Leaving aside the gossip put forward by DelBianco, the difficulties of targeting social media platforms are almost insurmountable. Content moderation remains a pillar of the use of such forums, a pillar guaranteed by Article 230 of the Communications Decency Act which gives digital giants the status of platform rather than publisher. And the Holy First Amendment is supposed to apply to government actions rather than corporate misdeeds.
Trump’s efforts to oppose his legal arguments Great technology on the hook of the First Amendment received little support. A powerful voice in the field of jurisprudence thinks Trump has a case is Alan Dershowitz, who argued that the case “pits freedom of expression on the one hand against the First Amendment on the other”. Such reasoning may well justify why lawyers deserve a bad reputation, but Dershowitz sees it as high-tech juggernauts nullifying free speech. “They censor but they claim the right to do so under the First Amendment.”
Overwhelming contempt has been brought to this opinion. “Unlike the delusional Dershowitz,” Democratic Representative Ted Lieu insisted with sufficient confidence, “I have read the First Amendment and it does not apply to private sector companies.” Laurence Tribe, formerly Professor Carl M. Loeb at Harvard Law School, took a dim view of his former colleague. “How far can a former law professor sink?” Call a mock trial over a false version of the First Amendment an important matter, let alone “the most important” of the century? Is he not ashamed?
Democratic strategist Kaivan Shroff, in line with the fashion of the time, suggested a punitive remedy: the annulment of Dershowitz’s status as professor emeritus. Harvard Law School had “a professional and ethical responsibility to its community – past, present and future – to partner with faculty who are ethical and have a high regard for the law.”

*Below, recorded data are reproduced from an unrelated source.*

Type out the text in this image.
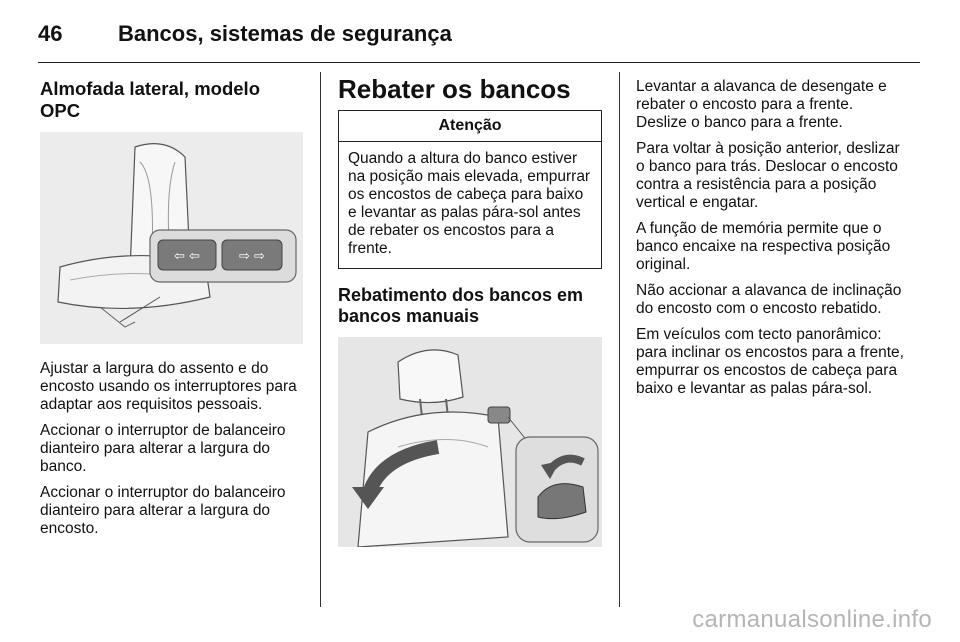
46	Bancos, sistemas de segurança
Almofada lateral, modelo OPC
⇦ ⇦	⇨ ⇨

Ajustar a largura do assento e do encosto usando os interruptores para adaptar aos requisitos pessoais.

Accionar o interruptor de balanceiro dianteiro para alterar a largura do banco.

Accionar o interruptor do balanceiro dianteiro para alterar a largura do encosto.

Rebater os bancos
Atenção
Quando a altura do banco estiver na posição mais elevada, empurrar os encostos de cabeça para baixo e levantar as palas pára-sol antes de rebater os encostos para a frente.
Rebatimento dos bancos em bancos manuais

Levantar a alavanca de desengate e rebater o encosto para a frente. Deslize o banco para a frente.

Para voltar à posição anterior, deslizar o banco para trás. Deslocar o encosto contra a resistência para a posição vertical e engatar.

A função de memória permite que o banco encaixe na respectiva posição original.

Não accionar a alavanca de inclinação do encosto com o encosto rebatido.

Em veículos com tecto panorâmico: para inclinar os encostos para a frente, empurrar os encostos de cabeça para baixo e levantar as palas pára-sol.

carmanualsonline.info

For all these fair stammerings, Dershowitz and Trump are right to point out a symptom of the American body politic that has become paralyzing evidence: corporations and the interests of capitalism have come to control speech, its circulation, its distribution. For decades they had already come to guide politicians and political parties, exerting influence through campaign donations. Why run for office when you can buy it?
In 2010, the United States Supreme Court’s decision to Citizens United v Federal Election Commission find that the limits on “independent political spending” by corporations and private interest groups violated the First Amendment. Those with large purses can only take this as the natural order of things: if you have the money, spend it to influence opinion in the name of free speech. Simply put, such speech was a shield that big capitalism could well use if it needed to. (Rep. Place, take note.)
Gore Vidal used to remark that anyone looking for the keys to the White House could only do so with the approval of Chase Manhattan Bank. If he had lived to see Trump’s cancellation saga, he could very well have added these Big Tech titans to the sterile election approval committee.